Очередной заяц взлетел из-под ног в синее небо. Подлесок истаял, мы ступили на голый песок. Под ногами он не напоминал слоновую шкуру, а был ярко-желт.
— А вы видели?
— Видел.
Я расставался с зайчиками детства, обнимал их, ватненьких, и плакал. Это было лишнее разочарование. Надо же, какие звери именно зайцы! а не волки…
— А драку волков видели? — вредно спросил я.
— Не видел. И драку львов не видел. — Доктор был чуткий человек. — Я сам видел такую драку у воронов. Побежденный подставил темя — так победитель хватал себя когтями за клюв, словно желая его снять, чтобы не тюкнуть.
— Смешно, — сказал я, очень живо себе это представив. — Так и хватает себя на нос… Ха-ха.
— За нос — это смешно, — сказал доктор, — а за клюв — это серьезно.
— Вложить шпагу в ножны?
— Скорее уж так.
— "Ворон ворону глаз не выклюет" — об этом?
— Ну да… — уклончиво сказал доктор. — Может быть. Я этим не интересовался. Хотя, как всякая басня это про людей, конечно…
— Ну а люди? — спросил я со жгучим любопытством.
— Что люди? — спросил доктор, как бы недопоняв.
— Люди сильно вооружены?
— А как вы думаете?
— Куда уж сильнее…
Доктор только хмыкнул.
— Вы так не думаете?..
— Видите ли, я стараюсь так не думать, — неохотно сказал честный доктор.
— Это стоит усилий?
— Это стоит их. Мы с вами только что разобрали классический образец. Лоренц совершил свое открытие, преодолев тяготение антропоморфизма. Взглянув на меня со слабой надеждой, и обнаружив, что я ничего не понял, доктор продолжил: — Антропоморфизм — ошибка, в которую мы чаще всего впадаем, изучая животный мир. То есть мы наделяем животных своими свойствами и толкуем их поведение, исходя из своего опыта. Поэтому, скажем, мы так долго не имели представления о той же волчьей морали хотя бы, рассуждая о ней скорее по-человечески, чем по-волчьи.
— То есть вы хотите сказать… — подхватил я.

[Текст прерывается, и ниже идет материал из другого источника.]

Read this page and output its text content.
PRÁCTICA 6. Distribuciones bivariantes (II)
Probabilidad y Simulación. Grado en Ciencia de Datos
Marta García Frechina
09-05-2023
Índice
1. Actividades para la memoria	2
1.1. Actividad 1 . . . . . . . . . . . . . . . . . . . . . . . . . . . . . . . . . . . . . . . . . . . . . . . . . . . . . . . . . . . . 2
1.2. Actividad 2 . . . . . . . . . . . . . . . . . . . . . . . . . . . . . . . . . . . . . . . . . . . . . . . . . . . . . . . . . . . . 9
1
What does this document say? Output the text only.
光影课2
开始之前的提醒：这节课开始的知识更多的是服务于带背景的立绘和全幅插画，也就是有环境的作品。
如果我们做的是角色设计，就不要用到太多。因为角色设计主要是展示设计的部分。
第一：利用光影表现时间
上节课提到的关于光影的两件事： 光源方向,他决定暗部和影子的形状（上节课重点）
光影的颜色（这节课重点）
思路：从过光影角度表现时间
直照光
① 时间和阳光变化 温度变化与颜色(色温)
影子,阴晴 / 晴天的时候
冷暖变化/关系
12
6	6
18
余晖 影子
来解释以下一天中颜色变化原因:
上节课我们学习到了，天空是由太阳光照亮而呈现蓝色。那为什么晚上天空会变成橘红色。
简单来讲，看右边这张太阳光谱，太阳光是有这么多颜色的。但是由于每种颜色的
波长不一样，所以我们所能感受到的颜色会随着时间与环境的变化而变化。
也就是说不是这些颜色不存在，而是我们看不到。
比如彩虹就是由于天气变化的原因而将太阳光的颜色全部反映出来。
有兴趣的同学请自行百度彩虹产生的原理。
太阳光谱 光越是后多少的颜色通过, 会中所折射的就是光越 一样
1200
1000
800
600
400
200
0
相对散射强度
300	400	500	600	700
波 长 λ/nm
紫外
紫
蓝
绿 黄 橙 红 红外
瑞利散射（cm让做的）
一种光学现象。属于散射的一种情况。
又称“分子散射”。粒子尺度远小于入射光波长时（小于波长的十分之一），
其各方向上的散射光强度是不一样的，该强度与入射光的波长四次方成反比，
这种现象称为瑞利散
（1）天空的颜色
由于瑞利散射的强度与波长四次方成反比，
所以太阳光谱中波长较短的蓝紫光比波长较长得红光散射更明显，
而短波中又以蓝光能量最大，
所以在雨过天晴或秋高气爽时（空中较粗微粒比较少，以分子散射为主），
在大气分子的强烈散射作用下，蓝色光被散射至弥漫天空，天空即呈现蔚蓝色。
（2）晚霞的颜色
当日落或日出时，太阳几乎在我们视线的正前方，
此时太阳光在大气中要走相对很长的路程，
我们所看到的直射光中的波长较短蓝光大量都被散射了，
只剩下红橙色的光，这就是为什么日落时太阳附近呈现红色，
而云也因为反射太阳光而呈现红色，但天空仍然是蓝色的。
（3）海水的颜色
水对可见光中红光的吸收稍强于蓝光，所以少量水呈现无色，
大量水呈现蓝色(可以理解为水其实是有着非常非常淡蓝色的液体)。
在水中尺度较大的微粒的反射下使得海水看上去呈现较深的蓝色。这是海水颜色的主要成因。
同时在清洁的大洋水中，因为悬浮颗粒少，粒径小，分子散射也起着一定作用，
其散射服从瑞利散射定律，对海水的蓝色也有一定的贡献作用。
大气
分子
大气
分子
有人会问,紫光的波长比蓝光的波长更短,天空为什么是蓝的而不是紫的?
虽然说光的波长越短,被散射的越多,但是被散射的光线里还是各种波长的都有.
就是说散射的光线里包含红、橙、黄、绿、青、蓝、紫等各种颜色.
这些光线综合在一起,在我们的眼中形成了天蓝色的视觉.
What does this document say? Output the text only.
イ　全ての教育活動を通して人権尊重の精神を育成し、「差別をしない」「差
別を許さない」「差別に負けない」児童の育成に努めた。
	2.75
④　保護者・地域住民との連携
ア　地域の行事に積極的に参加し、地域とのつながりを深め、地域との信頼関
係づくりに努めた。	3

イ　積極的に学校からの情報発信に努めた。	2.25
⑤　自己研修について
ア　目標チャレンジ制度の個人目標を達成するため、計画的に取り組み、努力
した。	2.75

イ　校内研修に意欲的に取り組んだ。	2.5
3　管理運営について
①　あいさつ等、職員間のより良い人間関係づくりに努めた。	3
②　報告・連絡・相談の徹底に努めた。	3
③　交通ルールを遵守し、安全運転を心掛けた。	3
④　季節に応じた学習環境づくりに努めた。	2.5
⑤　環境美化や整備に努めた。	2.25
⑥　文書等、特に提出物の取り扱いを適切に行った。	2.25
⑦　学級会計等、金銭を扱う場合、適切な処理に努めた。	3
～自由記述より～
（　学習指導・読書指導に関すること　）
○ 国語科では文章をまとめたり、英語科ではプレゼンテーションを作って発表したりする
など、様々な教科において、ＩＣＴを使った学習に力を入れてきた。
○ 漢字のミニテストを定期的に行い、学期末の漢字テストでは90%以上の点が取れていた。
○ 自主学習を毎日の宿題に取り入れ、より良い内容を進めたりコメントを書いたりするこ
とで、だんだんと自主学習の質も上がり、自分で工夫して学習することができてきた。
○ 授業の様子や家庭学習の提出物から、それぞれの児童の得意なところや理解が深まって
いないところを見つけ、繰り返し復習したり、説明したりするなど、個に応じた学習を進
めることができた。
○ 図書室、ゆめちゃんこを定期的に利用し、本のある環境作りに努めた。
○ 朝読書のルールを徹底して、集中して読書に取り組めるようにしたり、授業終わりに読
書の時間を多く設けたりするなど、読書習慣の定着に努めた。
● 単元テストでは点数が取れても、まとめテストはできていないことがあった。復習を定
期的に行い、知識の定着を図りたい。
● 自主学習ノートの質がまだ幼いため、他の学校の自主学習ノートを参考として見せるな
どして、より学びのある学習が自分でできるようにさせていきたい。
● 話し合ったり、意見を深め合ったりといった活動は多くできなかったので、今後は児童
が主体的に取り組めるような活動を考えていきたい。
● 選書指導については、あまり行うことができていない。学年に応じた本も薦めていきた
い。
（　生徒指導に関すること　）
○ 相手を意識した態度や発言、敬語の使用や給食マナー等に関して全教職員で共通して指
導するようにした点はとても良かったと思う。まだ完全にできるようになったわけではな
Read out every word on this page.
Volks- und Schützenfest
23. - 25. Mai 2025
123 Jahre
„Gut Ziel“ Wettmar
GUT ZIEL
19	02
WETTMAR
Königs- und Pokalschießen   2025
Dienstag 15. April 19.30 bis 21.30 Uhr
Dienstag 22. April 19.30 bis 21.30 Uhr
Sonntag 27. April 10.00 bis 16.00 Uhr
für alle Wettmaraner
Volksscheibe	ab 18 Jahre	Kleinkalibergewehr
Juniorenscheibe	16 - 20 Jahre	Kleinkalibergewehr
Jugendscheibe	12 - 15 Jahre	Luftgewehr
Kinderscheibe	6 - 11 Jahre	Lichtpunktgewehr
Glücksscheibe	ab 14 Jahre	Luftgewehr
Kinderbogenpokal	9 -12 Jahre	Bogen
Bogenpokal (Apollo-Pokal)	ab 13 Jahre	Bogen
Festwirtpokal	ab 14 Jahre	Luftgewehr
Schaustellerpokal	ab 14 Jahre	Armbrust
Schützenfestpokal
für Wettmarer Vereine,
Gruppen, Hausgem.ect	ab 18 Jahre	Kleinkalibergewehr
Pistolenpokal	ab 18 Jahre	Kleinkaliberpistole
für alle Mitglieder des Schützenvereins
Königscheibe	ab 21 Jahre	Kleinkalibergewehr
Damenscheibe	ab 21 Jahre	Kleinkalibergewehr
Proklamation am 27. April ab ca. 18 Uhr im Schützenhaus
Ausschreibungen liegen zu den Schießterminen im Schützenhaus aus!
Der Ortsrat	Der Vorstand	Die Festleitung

— Я сказал то, что сказал, — рассердился доктор. — Прошу меня не истолковывать. Я сказал это к тому, что постоянно существует тенденция, как бы обратная антропоморфизму по знаку. Она характерна уже не для людей вообще, а для нас, специалистов, которые что-то начинают в своей области знать, — это, как бы сказать, зоо- или биоморфизм. Мы начинаем переносить свои знания и опыт из области специальной в область общечеловеческую. А вы видели только что, к каким заблуждениям люди приходят, греша невинным антропоморфизмом. Этот, однако, невинный грех баснописца нанес неисчислимый вред животному миру. Трудно его исчислить, но неправильно и недооценить…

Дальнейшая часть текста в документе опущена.